U researchers work on male birth control
Researchers at the University of Minnesota created a birth control pill for male mice, which proved 99% effective in preventing pregnancy. The contraceptive targets a protein in the body that receives a form of vitamin A, which is involved with sperm production and fertility. Researchers gave this compound, referred to as YCT529, to male mice for four weeks; the animals showed drastically lower sperm counts. Four to six weeks after they stopped receiving the contraceptive, the mice could impregnate a female mouse again.
Since the 1970s, scientists have been researching ways to create a male birth control pill. While the team behind this new study is encouraged by their promising results, others are skeptical, and see it as just another intriguing advancement that may not actually make it to market.
"I would be very skeptical until I see human data," Dr. Amin Herati, director of the male infertility and men's health program within Brady Urological Institute at Johns Hopkins, said about the study. There are key differences between how human and mice genes interact, he said, and in the reproductive systems.
"These are novel compounds," said Dr. Christina Wang, an expert on contraceptives at the Lundquist Institute at Harbor-UCLA Medical Center. "You really don't know what they do unless you do toxicology studies." The researchers have conducted toxicology studies in mice, but Wang stressed that human trials are needed to assess the safety of the pill.
However, even if this pill fails in future trials, now that researchers have discovered the compound, they may be able to create backup options for the pill, said Md Abdullah Al Noman, a graduate student at the University of Minnesota who presented the findings at a meeting of the American Chemical Society on Wednesday. "This is a trailblazer of non-hormonal birth control."
Clue to long COVID may be found in feces
COVID-19 patients can harbor the coronavirus in their feces for months after infection, researchers found, stoking concern that its persistence can aggravate the immune system and cause long COVID symptoms.
In the largest study tracking SARS-CoV-2 RNA in feces and COVID-19 symptoms, scientists at California's Stanford University found that about half of infected patients shed traces of the virus in their waste in the week after infection and almost 4% of patients still emit them seven months later.
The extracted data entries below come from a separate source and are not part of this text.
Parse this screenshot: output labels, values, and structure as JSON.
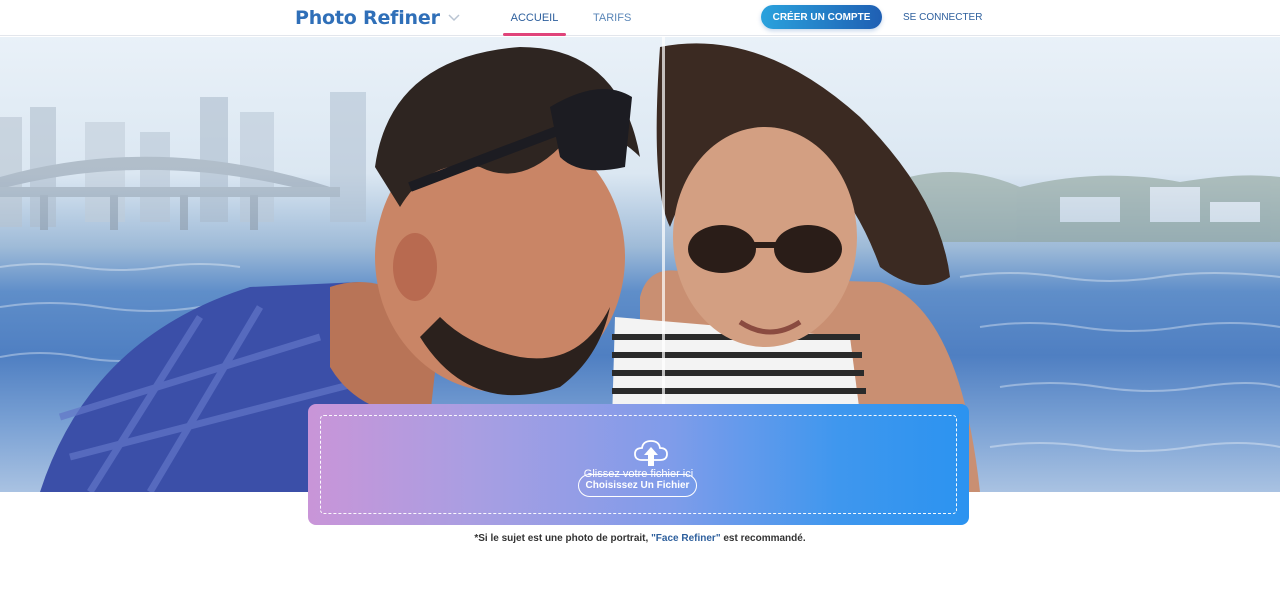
{
  "header": {
    "logo": "Photo Refiner",
    "nav": [
      {
        "label": "ACCUEIL",
        "active": true
      },
      {
        "label": "TARIFS",
        "active": false
      }
    ],
    "signup_label": "CRÉER UN COMPTE",
    "login_label": "SE CONNECTER"
  },
  "upload": {
    "drop_text": "Glissez votre fichier ici",
    "choose_label": "Choisissez Un Fichier"
  },
  "note": {
    "prefix": "*Si le sujet est une photo de portrait, ",
    "link": "\"Face Refiner\"",
    "suffix": " est recommandé."
  },
  "colors": {
    "brand_blue": "#2f6fb8",
    "active_underline": "#e0447a",
    "gradient_start": "#c995d8",
    "gradient_end": "#2b93f0"
  },
  "icons": [
    "chevron-down-icon",
    "cloud-upload-icon"
  ]
}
The researchers also linked coronavirus RNA in feces to gastric upsets, and concluded that SARS-CoV-2 likely directly infects the gastrointestinal tract, where it may hide out.
"It raises the question that ongoing infections in hidden parts of the body may be important for long COVID," said Ami Bhatt, a senior author on the study published online in the journal Med, and an associate professor of medicine and genetics at Stanford. Lingering virus might directly invade cells and damage tissues or produce proteins that are provoking the immune system, she said.